The results of the DJFS groupwise classification accuracies also ranked top among all the groupwise modelling instances with the same configuration. The mean accuracy was 82.0%, an increase of 2% points compared to that of the JRFS groupwise classification (t = −3.08, p < 0.00471). The classification accuracy of all the sessions was greater than the significance threshold of 60% (with Bonferroni correction, n = 28) (Figure 12).
JRFS and DJFS using a searchlight selector
It turns out that the JRFS and DJFS using a cross-validated searchlight were similarly effective to the ANOVA-based JRFS and DJFS described above. After removing all the results of the within-single-participant session prediction as before, we calculated (1) the mean and (2) the standard deviation of the classification accuracy and (3) the proportion of significant combination session patterns (accuracy larger than 61.3% at p < 0.05). For a JRFS searchlight selector using radii = 0, 1, 2, or 3, these statistics were {72.1%, 0.079, 91.1%}, {69.6%, 0.076, 87.4%}, {67.7%, 0.076, 79.3%} and {66.3%, 0.076, 73.6%}, respectively. The corresponding number for DJFS was consistently superior, recording {76.3%, 0.082, 95.3%}, {72.6%, 0.081, 91.9%}, {69.7%, 0.076, 86.9%} and {68.0%, 0.074, 83.1%}, respectively. Figures 13 and 14 represent the results of the cross-participant prediction based on the JRFS and DJFS with the searchlight.
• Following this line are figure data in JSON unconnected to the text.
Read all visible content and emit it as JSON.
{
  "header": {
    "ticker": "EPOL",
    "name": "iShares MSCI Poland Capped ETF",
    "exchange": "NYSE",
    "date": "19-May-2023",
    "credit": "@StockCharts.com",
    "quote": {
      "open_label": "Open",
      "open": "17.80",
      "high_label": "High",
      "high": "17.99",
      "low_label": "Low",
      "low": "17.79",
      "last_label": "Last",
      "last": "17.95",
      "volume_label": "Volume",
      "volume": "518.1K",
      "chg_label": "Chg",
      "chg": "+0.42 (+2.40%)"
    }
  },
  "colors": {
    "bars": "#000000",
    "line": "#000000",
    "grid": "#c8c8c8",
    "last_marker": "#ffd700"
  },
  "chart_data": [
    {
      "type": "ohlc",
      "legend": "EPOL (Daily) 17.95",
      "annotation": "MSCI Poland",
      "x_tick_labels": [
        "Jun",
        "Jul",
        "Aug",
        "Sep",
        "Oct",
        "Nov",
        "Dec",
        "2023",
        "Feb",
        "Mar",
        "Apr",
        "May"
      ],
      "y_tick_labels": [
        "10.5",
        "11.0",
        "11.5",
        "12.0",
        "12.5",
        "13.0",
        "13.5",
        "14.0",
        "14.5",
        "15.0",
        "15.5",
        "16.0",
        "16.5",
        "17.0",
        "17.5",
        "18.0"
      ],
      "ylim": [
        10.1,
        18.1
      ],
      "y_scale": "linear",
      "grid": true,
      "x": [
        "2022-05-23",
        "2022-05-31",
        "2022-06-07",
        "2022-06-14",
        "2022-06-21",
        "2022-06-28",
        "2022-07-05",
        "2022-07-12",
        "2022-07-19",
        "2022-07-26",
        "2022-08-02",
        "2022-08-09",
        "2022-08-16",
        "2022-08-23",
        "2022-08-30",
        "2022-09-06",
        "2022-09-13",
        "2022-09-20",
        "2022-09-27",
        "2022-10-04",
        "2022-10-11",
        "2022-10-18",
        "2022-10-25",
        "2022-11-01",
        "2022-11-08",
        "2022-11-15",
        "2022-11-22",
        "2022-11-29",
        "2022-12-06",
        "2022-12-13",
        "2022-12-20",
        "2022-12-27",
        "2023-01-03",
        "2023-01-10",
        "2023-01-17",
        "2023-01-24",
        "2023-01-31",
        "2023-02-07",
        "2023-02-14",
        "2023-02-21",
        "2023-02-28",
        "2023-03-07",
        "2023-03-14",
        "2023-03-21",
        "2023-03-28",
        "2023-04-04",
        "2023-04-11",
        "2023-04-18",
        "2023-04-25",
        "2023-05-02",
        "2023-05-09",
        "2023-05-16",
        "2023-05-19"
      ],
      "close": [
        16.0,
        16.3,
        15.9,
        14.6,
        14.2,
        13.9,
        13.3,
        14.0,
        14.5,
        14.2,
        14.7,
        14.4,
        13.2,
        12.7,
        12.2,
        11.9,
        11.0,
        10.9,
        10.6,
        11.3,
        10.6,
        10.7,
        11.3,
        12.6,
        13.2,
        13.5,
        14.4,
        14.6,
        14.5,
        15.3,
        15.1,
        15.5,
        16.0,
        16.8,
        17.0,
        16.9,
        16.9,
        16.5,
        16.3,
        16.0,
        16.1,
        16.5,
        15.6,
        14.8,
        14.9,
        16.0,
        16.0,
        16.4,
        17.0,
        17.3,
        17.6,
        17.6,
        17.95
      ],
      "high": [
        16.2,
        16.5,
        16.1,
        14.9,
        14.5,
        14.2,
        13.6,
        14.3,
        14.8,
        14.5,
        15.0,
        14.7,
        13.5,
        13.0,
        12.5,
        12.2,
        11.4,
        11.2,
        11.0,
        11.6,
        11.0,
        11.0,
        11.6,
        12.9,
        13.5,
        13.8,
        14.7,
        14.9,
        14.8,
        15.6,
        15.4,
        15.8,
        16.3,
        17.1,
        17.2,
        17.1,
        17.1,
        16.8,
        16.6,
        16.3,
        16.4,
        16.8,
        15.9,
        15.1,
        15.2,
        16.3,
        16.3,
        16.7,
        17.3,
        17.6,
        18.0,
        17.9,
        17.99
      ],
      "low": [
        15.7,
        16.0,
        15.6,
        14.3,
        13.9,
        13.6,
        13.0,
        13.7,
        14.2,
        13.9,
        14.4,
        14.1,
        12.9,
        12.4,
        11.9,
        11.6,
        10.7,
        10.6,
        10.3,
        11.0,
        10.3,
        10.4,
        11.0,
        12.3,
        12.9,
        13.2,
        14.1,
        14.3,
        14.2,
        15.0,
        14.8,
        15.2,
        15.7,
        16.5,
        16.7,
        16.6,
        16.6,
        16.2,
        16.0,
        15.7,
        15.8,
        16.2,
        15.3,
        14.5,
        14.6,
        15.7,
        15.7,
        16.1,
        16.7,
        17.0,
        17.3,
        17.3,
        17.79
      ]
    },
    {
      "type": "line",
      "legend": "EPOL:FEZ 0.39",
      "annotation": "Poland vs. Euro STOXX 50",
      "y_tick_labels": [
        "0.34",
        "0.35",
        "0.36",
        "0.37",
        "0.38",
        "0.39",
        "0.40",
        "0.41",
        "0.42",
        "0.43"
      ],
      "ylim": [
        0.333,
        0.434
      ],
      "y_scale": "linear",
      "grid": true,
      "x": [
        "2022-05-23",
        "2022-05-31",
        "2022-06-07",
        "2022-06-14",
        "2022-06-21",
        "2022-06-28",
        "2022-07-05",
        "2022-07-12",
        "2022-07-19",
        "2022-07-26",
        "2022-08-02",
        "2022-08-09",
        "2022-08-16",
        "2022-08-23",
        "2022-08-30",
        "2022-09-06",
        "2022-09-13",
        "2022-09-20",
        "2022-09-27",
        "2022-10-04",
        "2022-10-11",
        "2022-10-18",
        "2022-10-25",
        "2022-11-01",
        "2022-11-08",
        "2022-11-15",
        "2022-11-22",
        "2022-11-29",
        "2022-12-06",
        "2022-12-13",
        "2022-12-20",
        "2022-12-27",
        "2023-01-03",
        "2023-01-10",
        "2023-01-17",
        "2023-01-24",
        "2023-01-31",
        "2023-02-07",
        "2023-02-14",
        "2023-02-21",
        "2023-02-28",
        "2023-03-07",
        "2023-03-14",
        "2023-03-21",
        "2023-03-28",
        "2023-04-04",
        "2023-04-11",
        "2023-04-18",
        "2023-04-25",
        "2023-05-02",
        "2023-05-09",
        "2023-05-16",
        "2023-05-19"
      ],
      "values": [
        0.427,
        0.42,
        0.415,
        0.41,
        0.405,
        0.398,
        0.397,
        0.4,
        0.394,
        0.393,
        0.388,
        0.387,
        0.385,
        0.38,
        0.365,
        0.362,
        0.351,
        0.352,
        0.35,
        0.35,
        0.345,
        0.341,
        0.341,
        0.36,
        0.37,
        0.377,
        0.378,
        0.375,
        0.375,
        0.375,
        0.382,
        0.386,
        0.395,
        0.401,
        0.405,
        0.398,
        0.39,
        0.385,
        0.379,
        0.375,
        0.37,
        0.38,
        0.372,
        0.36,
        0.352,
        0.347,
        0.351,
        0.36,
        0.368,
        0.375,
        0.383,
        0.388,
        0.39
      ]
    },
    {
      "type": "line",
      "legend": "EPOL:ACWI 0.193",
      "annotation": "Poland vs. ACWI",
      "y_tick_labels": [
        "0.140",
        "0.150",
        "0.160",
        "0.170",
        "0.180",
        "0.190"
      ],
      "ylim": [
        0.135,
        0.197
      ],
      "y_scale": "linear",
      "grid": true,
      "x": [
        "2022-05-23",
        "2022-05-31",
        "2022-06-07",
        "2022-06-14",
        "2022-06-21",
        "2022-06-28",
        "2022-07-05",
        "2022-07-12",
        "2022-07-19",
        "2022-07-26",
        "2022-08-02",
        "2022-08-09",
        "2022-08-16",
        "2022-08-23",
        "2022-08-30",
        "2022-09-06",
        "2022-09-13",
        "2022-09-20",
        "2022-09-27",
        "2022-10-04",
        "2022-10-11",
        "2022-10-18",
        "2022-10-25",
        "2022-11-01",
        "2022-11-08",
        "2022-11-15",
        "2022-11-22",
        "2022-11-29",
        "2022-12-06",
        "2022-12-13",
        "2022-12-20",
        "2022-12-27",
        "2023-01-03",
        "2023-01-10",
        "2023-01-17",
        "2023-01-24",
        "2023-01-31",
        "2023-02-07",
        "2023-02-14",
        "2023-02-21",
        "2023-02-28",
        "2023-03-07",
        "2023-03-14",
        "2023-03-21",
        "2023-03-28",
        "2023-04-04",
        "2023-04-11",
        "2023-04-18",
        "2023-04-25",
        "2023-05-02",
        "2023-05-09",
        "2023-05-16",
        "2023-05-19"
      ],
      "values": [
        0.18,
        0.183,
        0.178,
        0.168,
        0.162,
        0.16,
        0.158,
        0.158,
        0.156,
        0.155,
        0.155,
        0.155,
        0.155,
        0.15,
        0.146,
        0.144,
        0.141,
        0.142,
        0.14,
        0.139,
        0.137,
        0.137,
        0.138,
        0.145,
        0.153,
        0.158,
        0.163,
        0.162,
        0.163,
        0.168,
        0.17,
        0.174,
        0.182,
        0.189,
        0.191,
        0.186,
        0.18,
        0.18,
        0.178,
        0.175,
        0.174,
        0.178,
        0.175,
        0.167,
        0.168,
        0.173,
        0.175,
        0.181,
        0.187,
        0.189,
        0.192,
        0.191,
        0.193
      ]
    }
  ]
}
The pattern of DJFS outperforming JRFS from the last analysis was seen again at all searchlight size settings. Contrary to our expectations, there was no significant improvement in performance using a searchlight selector over an ANOVA selector, despite a small apparent advantage for searchlights with radius of 0 (i.e. volume of a single voxel). There were significant disadvantages in using larger searchlights, relative to the ANOVA selector (multiple-comparison Bonferroni test executed posterior to a one-way ANOVA).
Summary of results
Figure 15 summarizes the results of all analyses, showing the mean classification accuracy over all datasets for each feature selection and data partitioning strategy examined. The results clearly illustrate the established effects of a cross-session penalty in classification accuracy, and in the groupwise results, an advantage as the number of training sessions and trials increases due to an improvement of signal-to-noise ratio and a broader sampling of the population of trials and subjects. Our feature selection and partitioning strategies both outperform the conventional methods, and DJFS has an advantage over JRFS, approaching the benchmark levels of within-subject analysis. In terms of the feature selector, cross-validated searchlight results are slightly higher than ANOVA, but not significantly, and only for a minimal searchlight size of 1 voxel.